During the subsequent panel, Delali Attiogbe, site manager for BioOncology Managed Markets, Genentech, said that her company understands that patients do hold financial conversations with their treating physician, and so her company is ensuring physician awareness on patient support programs. “We are also partnering with groups like CSC, arranging warm transfers of patients. There are dedicated groups within the company to help the process,” said Attiogbe.
Charles Lynch, program coordinator of the Oncology Medical Assistance Program at Yale-New Haven Hospital, said “We have a support system at Yale that various health service providers are involved in, including clinicians, nurses, and social workers.” After the treatment clinic works out a treatment plan, his department calculates the patient’s out-of-pocket expenses and also evaluates the available alternatives on drug lists, Lynch explained. “We explore PAN [Patient Access Network] and PAF [Patient Advocate Foundation] foundation grants and co-pay cards…all the information is assessed to support care.”

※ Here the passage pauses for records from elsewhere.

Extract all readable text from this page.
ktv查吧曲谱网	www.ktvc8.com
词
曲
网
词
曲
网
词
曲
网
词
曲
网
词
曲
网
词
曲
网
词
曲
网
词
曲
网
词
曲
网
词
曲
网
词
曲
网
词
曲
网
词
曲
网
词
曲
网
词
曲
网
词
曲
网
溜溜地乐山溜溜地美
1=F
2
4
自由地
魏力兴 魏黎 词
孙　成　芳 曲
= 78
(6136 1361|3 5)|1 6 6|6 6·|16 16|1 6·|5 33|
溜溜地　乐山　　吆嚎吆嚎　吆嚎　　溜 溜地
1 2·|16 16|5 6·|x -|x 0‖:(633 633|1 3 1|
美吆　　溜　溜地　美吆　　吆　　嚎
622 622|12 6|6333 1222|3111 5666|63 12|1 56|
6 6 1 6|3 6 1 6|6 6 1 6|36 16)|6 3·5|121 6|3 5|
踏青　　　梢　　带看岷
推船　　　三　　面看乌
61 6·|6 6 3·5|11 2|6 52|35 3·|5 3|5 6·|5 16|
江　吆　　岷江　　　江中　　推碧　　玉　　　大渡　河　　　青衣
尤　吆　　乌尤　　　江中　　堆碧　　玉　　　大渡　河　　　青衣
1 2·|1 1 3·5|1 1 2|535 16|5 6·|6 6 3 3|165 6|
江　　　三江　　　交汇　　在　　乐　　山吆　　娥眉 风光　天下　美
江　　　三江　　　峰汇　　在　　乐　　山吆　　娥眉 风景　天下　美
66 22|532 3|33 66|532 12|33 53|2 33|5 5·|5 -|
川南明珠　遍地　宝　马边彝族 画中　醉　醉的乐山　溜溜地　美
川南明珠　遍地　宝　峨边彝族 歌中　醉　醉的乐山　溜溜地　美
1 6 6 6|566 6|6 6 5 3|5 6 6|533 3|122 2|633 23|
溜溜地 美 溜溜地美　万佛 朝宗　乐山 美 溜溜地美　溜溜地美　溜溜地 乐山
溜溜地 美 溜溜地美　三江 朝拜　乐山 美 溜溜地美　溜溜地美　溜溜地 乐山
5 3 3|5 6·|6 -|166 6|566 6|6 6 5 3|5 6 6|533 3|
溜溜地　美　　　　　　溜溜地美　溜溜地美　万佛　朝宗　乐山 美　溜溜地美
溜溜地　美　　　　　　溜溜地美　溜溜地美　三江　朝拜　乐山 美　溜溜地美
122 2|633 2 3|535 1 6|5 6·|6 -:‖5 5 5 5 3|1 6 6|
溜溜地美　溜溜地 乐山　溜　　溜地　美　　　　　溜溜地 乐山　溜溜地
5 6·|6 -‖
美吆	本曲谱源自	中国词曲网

When asked if the newer immuno-oncology agents have created unique challenges for patient assistance programs, Marra said that while similar challenges have persisted over the years, newer products have only amplified the problem. “We work extensively to provide clarity around our programs to clinicians and we are striving to enroll every patient in the program. Each patient is different and the program tries to adapt around their needs,” said Marra.